Buraco aberto há pelo menos um ano, na tela que "separava" presos e advogados na sala destinada ao atendimento dos internos, deixa os dois lados em contato. Na tarde de ontem, uma advogada foi flagrada quando fazia "atos libidinosos" com um detento.

Comunicado encaminhado à Agepen e que deve ser repassado à OAB/MS (Ordem dos Advogados do Brasil, de Mato Grosso do Sul), pede providência em relação à profissional. Agentes penitenciários foram esta manhã ao 3º DP (Distrito Policial) registrar a ocorrência.

A reportagem apurou que, por meio do buraco, Aelinton Amaro Pinto, 27 anos, colocou a mão esquerda no peito da advogada dele, de 41 anos, que estava com a blusa aberta. Já com a outra mão, ele se masturbou.

O tamanho do buraco permite, por exemplo, que uma mão com celular ou drogas passe de um lado para outro.

Entre os presidiários, o buraco já ficou conhecido como "internet", porque coloca os internos em contato com o mundo externo.

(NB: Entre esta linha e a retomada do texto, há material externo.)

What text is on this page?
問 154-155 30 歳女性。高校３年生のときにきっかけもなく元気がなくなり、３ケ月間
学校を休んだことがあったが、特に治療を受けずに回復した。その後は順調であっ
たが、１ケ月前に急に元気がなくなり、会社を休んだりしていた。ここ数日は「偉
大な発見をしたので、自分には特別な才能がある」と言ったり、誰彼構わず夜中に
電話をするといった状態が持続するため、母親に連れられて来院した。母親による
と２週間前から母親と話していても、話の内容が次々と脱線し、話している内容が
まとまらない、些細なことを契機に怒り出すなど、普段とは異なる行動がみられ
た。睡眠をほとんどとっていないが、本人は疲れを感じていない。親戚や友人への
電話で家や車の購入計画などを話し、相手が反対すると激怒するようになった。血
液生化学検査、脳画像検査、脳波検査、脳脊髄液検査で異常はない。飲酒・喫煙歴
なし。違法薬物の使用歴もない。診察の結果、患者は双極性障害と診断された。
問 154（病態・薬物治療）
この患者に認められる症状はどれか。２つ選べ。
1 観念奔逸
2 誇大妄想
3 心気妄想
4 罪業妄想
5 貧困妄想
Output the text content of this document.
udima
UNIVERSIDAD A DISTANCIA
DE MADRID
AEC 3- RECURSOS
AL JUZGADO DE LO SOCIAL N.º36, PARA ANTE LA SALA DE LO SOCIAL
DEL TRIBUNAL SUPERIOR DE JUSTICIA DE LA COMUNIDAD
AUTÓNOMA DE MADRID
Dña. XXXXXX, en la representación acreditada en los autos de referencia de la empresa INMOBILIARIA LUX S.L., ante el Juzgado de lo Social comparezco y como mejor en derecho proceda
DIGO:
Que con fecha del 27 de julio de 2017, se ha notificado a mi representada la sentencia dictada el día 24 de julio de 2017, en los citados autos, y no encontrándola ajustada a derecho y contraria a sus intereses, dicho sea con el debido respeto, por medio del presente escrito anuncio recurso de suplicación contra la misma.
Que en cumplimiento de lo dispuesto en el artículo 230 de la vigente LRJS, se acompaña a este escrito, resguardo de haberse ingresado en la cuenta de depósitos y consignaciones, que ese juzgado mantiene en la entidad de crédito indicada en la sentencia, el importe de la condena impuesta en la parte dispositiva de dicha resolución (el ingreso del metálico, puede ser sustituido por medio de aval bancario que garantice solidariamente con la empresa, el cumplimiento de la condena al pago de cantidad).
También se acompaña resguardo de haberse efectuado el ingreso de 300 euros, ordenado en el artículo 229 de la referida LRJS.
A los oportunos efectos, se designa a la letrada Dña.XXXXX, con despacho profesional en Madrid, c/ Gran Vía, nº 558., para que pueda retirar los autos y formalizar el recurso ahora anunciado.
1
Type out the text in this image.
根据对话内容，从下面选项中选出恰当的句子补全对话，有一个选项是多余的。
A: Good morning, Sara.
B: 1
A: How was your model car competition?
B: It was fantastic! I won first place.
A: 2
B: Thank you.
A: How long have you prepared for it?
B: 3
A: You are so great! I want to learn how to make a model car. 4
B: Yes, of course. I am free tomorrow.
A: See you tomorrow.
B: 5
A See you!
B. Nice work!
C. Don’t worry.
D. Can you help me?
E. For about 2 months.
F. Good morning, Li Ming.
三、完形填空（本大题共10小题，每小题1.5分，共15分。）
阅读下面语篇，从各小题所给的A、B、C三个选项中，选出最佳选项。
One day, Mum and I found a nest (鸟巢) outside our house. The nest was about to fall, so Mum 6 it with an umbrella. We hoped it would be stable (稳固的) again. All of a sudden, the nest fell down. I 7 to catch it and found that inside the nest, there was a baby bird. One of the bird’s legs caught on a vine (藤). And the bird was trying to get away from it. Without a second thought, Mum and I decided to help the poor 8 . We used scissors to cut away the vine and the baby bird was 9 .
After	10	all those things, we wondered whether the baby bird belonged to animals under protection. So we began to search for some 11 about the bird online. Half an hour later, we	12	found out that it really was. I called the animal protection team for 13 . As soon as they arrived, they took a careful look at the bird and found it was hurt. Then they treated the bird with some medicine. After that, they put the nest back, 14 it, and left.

O diretor do presídio, João Bosco, afirmou ter solicitado orçamento para trocar o arame por vidro. No entanto, ainda pela manhã, o buraco não havia sido fechado.

Reincidente - Em 20 de outubro, Aelinton Amaro Pinto, 27 anos, o "Playboy", foi flagrado com documentos falsos.

Ele é apontado pela Polícia como um dos líderes do PCC (Primeiro Comando da Capital) em Mato Grosso do Sul e estava com o veículo Blazer da advogada, quando foi preso por policiais do Garras (Grupo Armado de Repressão e Resgate a Assaltos e Sequestros) no Jardim Seminário.

Playboy acumula antecedentes por roubo e tráfico. A advogada também tem passagem por lesão corporal e ameaça.